Figure 5.1 (a) Positioning for a CT‐scan in an anesthetized koi (Cyprinus carpio) presented with an inability to close the mouth. The koi is kept anesthetized via a water‐circulating system over the gills and irrigation of the skin is provided with a syringe just before a very quick image‐acquisition period. Care should be taken to avoid any water leakage with the use of absorbing towels and foam. (b) Example of a CT‐scan of a koi (Cyprinus carpio) patient that presented for an inability to close the mouth: longitudinal section showing the ossicles (arrows), the globes (g), and opercular cavity (*).
Source: Photo courtesy: Companion Avian and Exotic Pet Medicine Service, University of California, Davis.
Surgical Table
Most fish surgeries are performed out of the water to facilitate visualization, tissue dissection, and suturing (Wildgoose 2000). Surgery tables adapted for fish should include a recirculating water system and a support element for the patient (Weber et al. 2009).
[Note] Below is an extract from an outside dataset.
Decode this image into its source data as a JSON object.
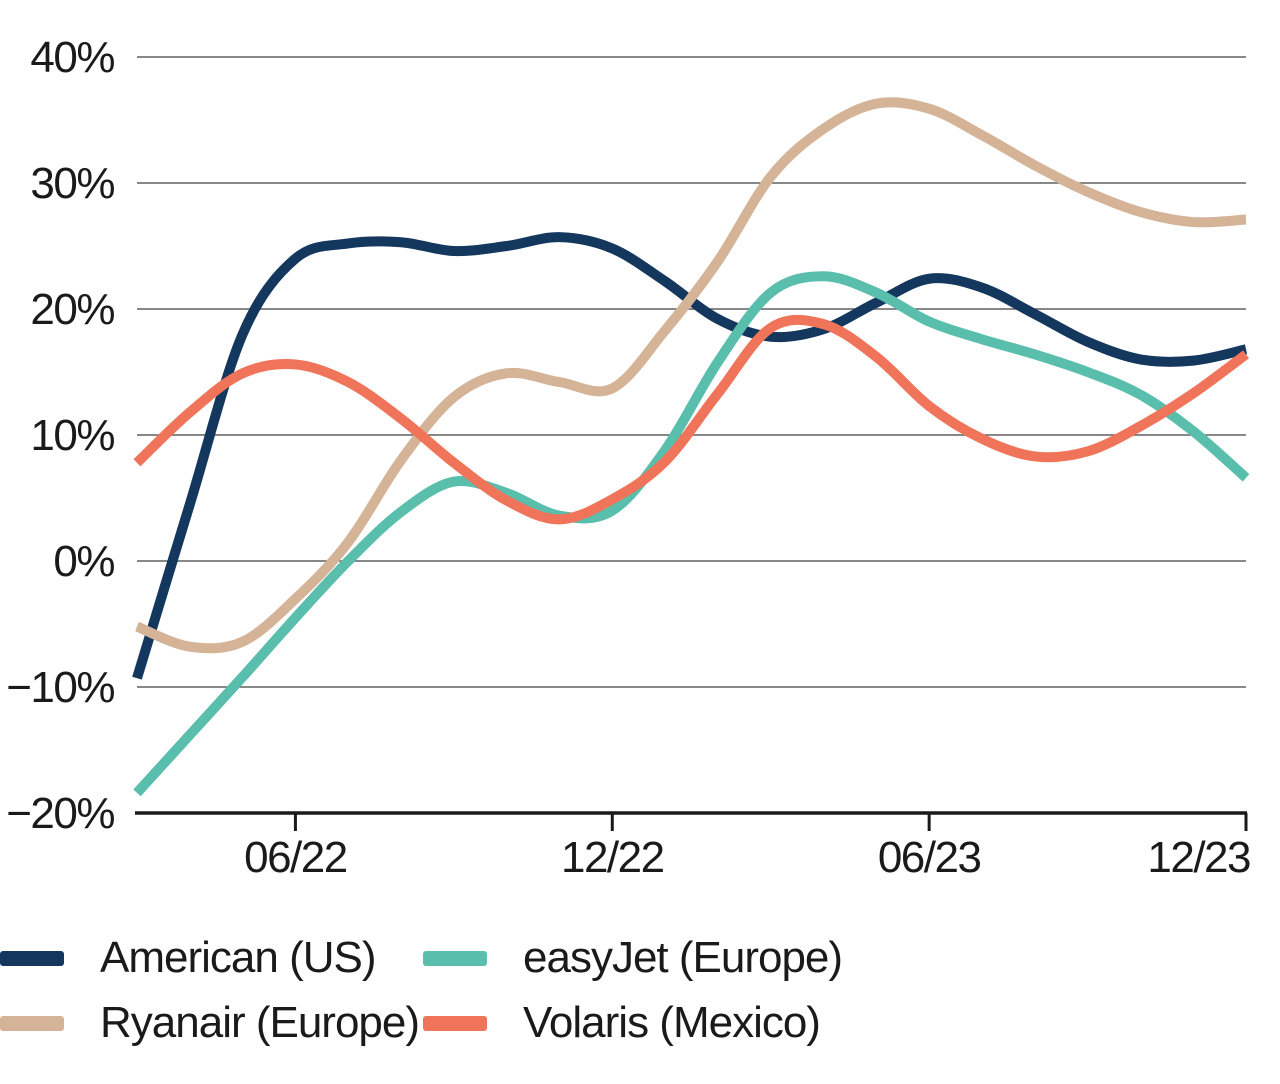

The support element is typically made of nonabrasive material to preserve cutaneous mucus and should be permeable to allow water used for irrigation of the gills to return to a container placed underneath the table for recirculating systems (see Figure 5.2). For laterally compressed fish, a V‐shaped foam tray is useful to keep the fish in dorsal recumbency. Irrigation of the gills is performed using a Y‐shaped perforated tubing or two tubes connected to submersed pumps as previously described (Figure 5.2) (Weber et al. 2009; Mylniczenko et al. 2014). If an oral cavity procedure is performed, the tubing may be placed with retrograde flow in each opercular cavity with water irrigating the gills from their caudal aspect (Figure 5.3) (Mylniczenko et al. 2014).
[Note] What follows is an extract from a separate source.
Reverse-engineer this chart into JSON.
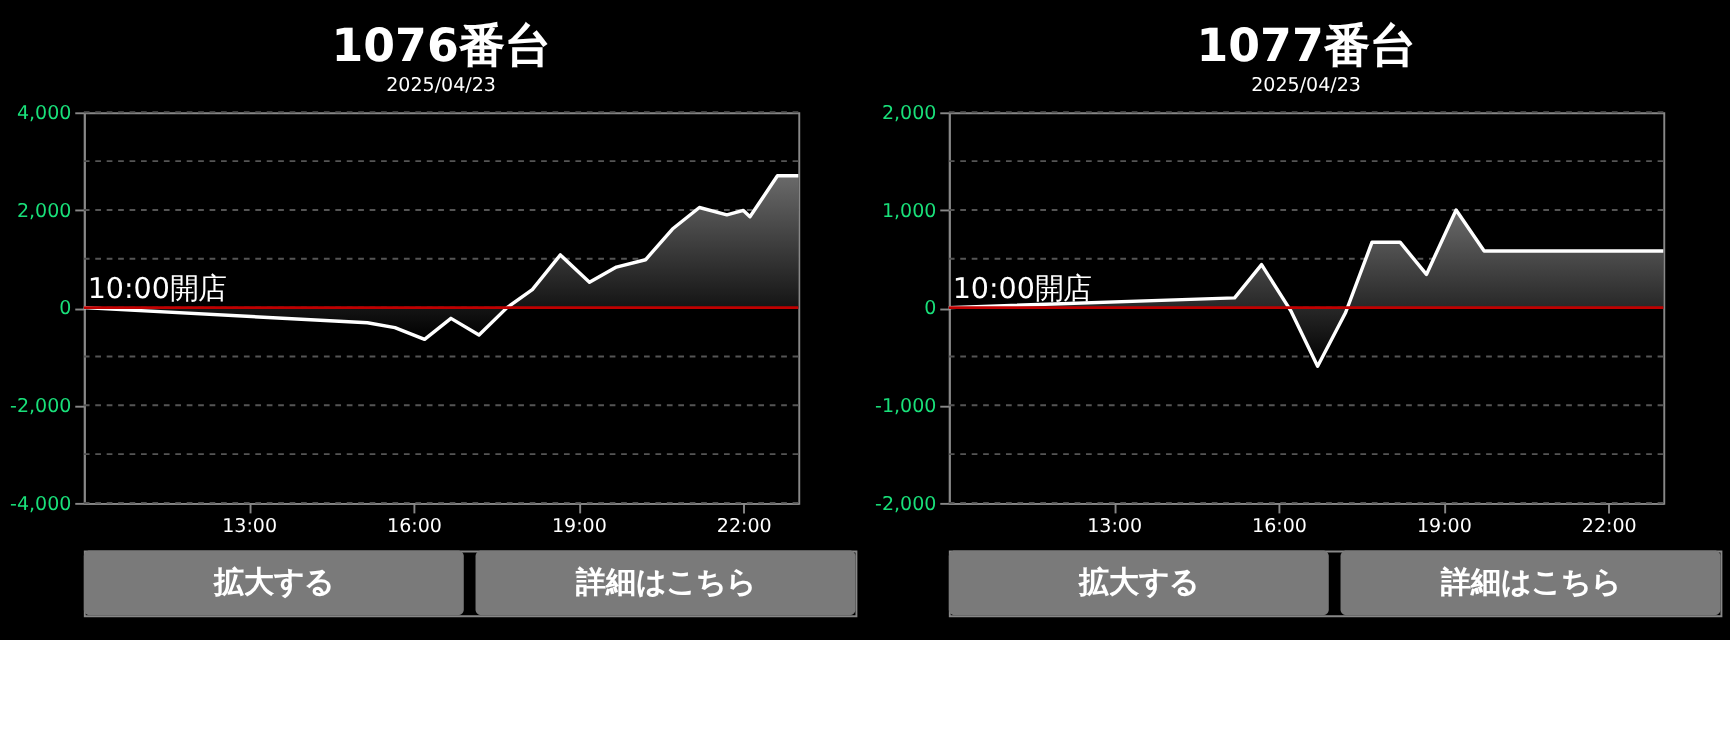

Figure 5.2 Anesthetic equipment used for a large 8 kg koi (Cyprinus carpio) anesthetized for a surgical procedure: a Doppler probe protected by a glove filled with conducting gel is placed in the left opercular chamber for heart rate monitoring and two tubes, each connected to a submersible pump are placed in each opercular cavity.
Source: Photo courtesy: Companion Avian and Exotic Pet Medicine Service, University of California, Davis.
Figure 5.3 Intervention in the oropharyngeal cavity of a Ranchu goldfish (Carassius auratus): a suture from a previous incisional biopsy is visible on the mass extending from the left commissure to left side of the face, ventral to the left eye. Irrigation of the gills is achieved with tubing placed caudally in each opercular cavity, which allows maintenance of anesthesia.
Source: Photo courtesy: Companion Avian and Exotic Pet Medicine Service, University of California, Davis.
Surgical Modalities
Modalities such as cryosurgery and CO2 laser have been used extensively in fish for mass ablation (Figure 5.4) (Francis‐Floyd et al. 1993; Harms et al. 2008; Boylan et al. 2015). These modalities improve hemostasis but do not allow for histologic evaluation and no study has demonstrated superior results using these modalities in fish. Protocols are extrapolated from those used in mammals. Hand‐held electrocautery can be used for hemostasis, but electrosurgery should not be used due to the omnipresence of conductive water (Figure 5.5).
Wounds
Wound healing has been studied extensively in zebrafish (Danio rerio) (Rapanan et al. 2015). Fish have exceptional regenerative capability (Ochandio et al. 2015). Fish skin has intrinsic healing properties, and products derived from fish skin are under investigation for xenografts (Baldursson et al. 2015). Healing time depends on environmental parameters such as water temperature, alkalinity, pH, salinity, and photoperiod (Andrews et al. 2015). Skin healing may take months in a cold‐water species. Keeping the patient at the higher end of its temperature range hastens healing time (Andrews et al. 2015; Ang et al. 2021).